As with real life, “Ken” goes on to simultaneously complete his college degree and find success in the corporate world.
In the novel, I explore the concepts of forgiveness and reconciliation through several characters. In this particular case, recalling the tension between Ken’s human counterpart and his father afforded me the opportunity to start with a real-life element and carry it through the entire work of fiction.
Between Christmas Day and New Year’s Day of that same year, “Ken” had spent several days hanging out with my family and me at our home in Pennsylvania. I clearly remember his emotional dilemma on New Year’s Day, wanting to call his parents, yet dreading having to speak to his father — an issue he shared openly with me. After listening for a while, I suggested that he follow through with the call, mostly for his own sake, as it was clearly causing inner turmoil. Further, by doing so, he’d take the high-road, demonstrating respect without actually conceding that his dad was correct in his unfair criticisms of his son. Ken subsequently took the advice and they had a cordial conversation.
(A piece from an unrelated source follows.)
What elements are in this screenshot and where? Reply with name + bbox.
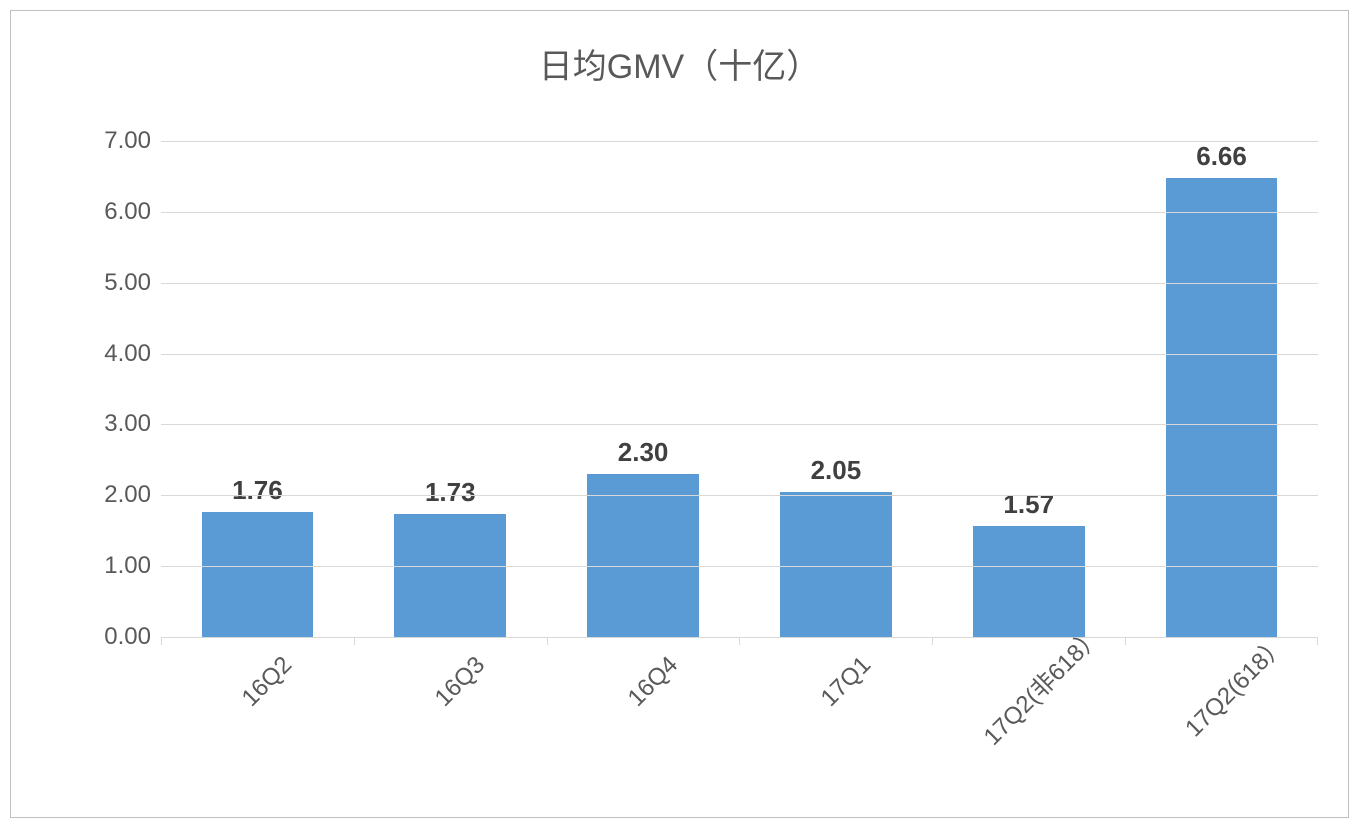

Both of these incidents served as starting points to chronicle the evolution of the troubled father-son relationship between Ken and Carl Lockheart. By the book’s end, Carl has developed a healthy respect for his youngest son’s decision to embark upon a dramatically different path than the blue-collar, union card-carrying one he’d initially envisioned for his offspring.
Having spent several years apart from Ken mentally, emotionally, spiritually and physically, Madeline is thrilled to discover this incredible father-son milestone when circumstances conspire to bring him and his family back into her life. In a purely fictional chapter, she finally meets Kenny’s parents when she joins him for Mother’s Day dinner at their home, where, among other things, they enjoy a round of karaoke (inspired by my own karaoke experiences with friends at a friendly, Pompano Beach bar). This scene is but one of many examples of coming “full-circle” in the novel, and one of my favorites in terms of the writing process. Unlike me, Madeline has been blessed with a beautiful singing voice, which is one of the countless qualities that Ken finds so intoxicating about her.
When I first met “Ken”, the similarities between him and my father were not obvious to me; only in hindsight have I been able to fully see and appreciate them. From overcoming difficult obstacles on the way to achieving success, to possessing an incredibly attractive, genuine love of God, country and family, there are many ways in which Ken and Dr. Rose mirror each other. Yet, perhaps the most significant of these is their shared love for Madeline — one as the man who brought her into the world, and the other as the man for whom she forever alters his.